MADISON, Wis. - Two lawmakers are asking a mining company to remove armed security guards at a proposed mining site in northern Wisconsin.

In a letter to the president of the Gogebic Taconite, State Sen. Bob Jauch and state Rep. Janet Bewley call the images of the armed guards "horrifying" and say the decision to hire the security firm is appalling.

"While no one can argue that your company does not have the right to protect your private property, these armed guards serve no purpose other than to intimidate local citizens and increase local tensions,"

Photos taken by visitors to the site in the Penokee Hills show guards dressed in camouflage uniforms with masks covering most of their faces. They are also armed with rifles, and some appear to have multiple weapons.

A Gogebic Taconite spokesperson said they are employing the armed guards for the safety of their employees after drilling opponents allegedly attacked the drill site a few weeks ago.

The lawmakers question why the guards are carrying assault weapons because they don't have the legal right to use them to protect property. The letter also states that the property is open to the public and not owned by the mining company.

"Not only does this decision reflect bad judgment, it is unfortunate that you don't understand how damaging an image it creates of Northern Wisconsin. Those who live here and work here hardly want to spend their time explaining that our forests are not filled with mercenaries from third world countries."

Gogebic Taconite officials said they will keep the armed guards on duty for the foreseeable future.

"The little people who don't have a voice haven't had their say in this.
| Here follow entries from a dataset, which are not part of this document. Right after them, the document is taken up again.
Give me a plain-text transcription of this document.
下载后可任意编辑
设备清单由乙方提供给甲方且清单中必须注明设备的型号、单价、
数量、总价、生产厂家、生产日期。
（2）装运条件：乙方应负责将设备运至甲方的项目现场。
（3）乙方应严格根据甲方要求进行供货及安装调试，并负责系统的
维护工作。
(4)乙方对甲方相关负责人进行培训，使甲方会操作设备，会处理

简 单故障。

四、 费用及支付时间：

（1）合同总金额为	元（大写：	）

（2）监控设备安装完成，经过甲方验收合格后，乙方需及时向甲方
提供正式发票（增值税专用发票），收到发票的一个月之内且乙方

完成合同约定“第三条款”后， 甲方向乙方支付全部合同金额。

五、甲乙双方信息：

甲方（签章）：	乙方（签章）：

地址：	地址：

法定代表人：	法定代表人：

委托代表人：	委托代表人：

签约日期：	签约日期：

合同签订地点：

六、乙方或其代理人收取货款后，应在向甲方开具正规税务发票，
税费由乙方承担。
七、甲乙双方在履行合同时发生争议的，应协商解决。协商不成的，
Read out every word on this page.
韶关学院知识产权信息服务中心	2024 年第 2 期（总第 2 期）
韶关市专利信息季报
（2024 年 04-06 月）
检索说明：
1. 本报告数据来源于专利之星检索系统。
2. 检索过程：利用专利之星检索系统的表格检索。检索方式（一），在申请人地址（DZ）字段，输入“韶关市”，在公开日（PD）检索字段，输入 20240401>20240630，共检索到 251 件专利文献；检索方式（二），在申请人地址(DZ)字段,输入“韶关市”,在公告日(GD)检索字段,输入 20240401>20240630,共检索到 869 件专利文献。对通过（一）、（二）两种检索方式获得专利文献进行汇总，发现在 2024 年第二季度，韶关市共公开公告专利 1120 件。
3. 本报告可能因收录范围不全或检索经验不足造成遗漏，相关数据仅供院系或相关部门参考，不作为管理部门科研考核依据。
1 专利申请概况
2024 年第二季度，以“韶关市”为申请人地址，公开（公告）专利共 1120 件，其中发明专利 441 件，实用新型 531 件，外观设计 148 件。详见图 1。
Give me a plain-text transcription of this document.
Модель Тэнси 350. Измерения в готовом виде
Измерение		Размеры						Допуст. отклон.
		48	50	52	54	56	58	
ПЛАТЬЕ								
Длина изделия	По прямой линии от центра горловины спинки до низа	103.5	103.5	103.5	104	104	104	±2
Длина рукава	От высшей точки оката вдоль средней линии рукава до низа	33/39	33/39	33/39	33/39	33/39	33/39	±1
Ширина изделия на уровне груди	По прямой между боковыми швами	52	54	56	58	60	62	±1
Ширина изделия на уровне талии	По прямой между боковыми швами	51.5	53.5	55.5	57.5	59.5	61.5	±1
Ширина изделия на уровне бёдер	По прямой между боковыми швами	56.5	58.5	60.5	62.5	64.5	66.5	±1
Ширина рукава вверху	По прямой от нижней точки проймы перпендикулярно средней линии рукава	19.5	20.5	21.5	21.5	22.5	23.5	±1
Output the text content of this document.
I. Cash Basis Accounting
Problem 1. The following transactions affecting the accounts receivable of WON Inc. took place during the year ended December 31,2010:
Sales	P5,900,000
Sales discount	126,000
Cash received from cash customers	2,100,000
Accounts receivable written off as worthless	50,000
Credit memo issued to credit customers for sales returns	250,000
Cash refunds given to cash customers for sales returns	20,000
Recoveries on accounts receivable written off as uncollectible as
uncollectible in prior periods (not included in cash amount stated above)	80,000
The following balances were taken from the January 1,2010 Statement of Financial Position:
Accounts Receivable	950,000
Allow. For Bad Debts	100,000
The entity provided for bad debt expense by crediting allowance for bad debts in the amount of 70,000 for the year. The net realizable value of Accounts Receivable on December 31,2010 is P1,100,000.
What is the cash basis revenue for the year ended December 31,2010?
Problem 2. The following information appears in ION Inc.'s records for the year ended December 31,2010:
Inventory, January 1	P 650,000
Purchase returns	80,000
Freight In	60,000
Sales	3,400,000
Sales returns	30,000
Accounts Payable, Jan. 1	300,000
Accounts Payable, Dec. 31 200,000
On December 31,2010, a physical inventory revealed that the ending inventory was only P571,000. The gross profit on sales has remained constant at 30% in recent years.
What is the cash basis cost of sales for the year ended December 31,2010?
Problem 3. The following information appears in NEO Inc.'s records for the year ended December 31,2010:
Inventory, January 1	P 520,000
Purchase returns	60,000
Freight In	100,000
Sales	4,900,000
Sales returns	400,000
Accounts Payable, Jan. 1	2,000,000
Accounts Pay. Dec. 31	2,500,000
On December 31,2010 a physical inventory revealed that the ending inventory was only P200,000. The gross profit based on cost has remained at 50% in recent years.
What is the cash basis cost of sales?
It's been written by big corporations and big money interest and from legislature, from people who haven't been up here in some cases," said Paul DeMain, a protester.

Protesters have caused some issues at the site on the border of Iron County and Ashland County. In June, a woman allegedly stole a cellphone and camera, according to the Iron County sheriff. There were also reports of vandalized property and barricaded entrances.

Shahla Werner with the John Muir chapter of the Sierra Club said her organization has mostly worked on the policy end of the mining debate. However, these images were hard to ignore.

"That seems like a gross overreaction to what's happening up there, and it could actually escalate tensions further," Werner said.

Werner said she doesn't believe the new security is from Wisconsin. She said if that's true, it's disappointing since Gogebic Taconite promising jobs for Wisconsin natives. She also said tensions are already high between the mining company and the community, and this could make things worse.

"This doesn't seem like that sort of olive branch that they want to extend if they want to be a good corporate citizen," Werner said.

The letter from the two lawmakers states the security firm is from Arizona.